The National Youth Achievement Award (NYAA) is an internationally recognized award offered through the Duke of Edinburgh’s Award International Association. This prestigious honor is bestowed by the president of Singapore. The NYAA is intended to build exceptional young leaders through community service, physical challenges and the development of leadership skills. Ultimately the program seeks to produce leaders who contribute meaningfully to their community. Royal Rangers Singapore is designated as an operating authority for the NYAA, so participating Rangers can work towards receiving the NYAA even while they qualify for various Rangers awards.

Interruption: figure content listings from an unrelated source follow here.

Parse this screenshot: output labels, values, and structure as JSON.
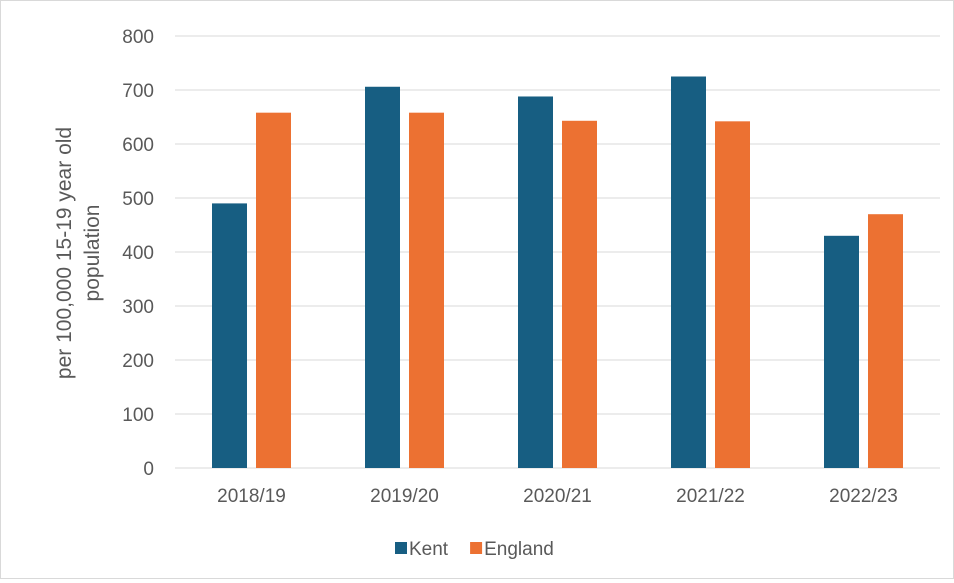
{
  "chart_data": {
    "type": "bar",
    "categories": [
      "2018/19",
      "2019/20",
      "2020/21",
      "2021/22",
      "2022/23"
    ],
    "series": [
      {
        "name": "Kent",
        "color": "#175e82",
        "values": [
          490,
          706,
          688,
          725,
          430
        ]
      },
      {
        "name": "England",
        "color": "#ec7132",
        "values": [
          658,
          658,
          643,
          642,
          470
        ]
      }
    ],
    "ylabel": [
      "per 100,000 15-19 year old",
      "population"
    ],
    "ylim": [
      0,
      800
    ],
    "yticks": [
      0,
      100,
      200,
      300,
      400,
      500,
      600,
      700,
      800
    ],
    "grid": true,
    "legend": "bottom"
  }
}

Commander Chang explains to me that in Singapore’s results-oriented culture, keeping youth involved in Royal Rangers through their teenage years used to be a challenge: Parents wanted their teenagers focused on education rather than on church activities. Today they are using the NYAA to overcome this challenge; the award adds value to Royal Rangers in the parents’ estimation, enabling the youth to continue to engage in Rangers. “Ministry is always a means to an end,” Chang tells me. “The objective is to usher these youth into the presence of God.”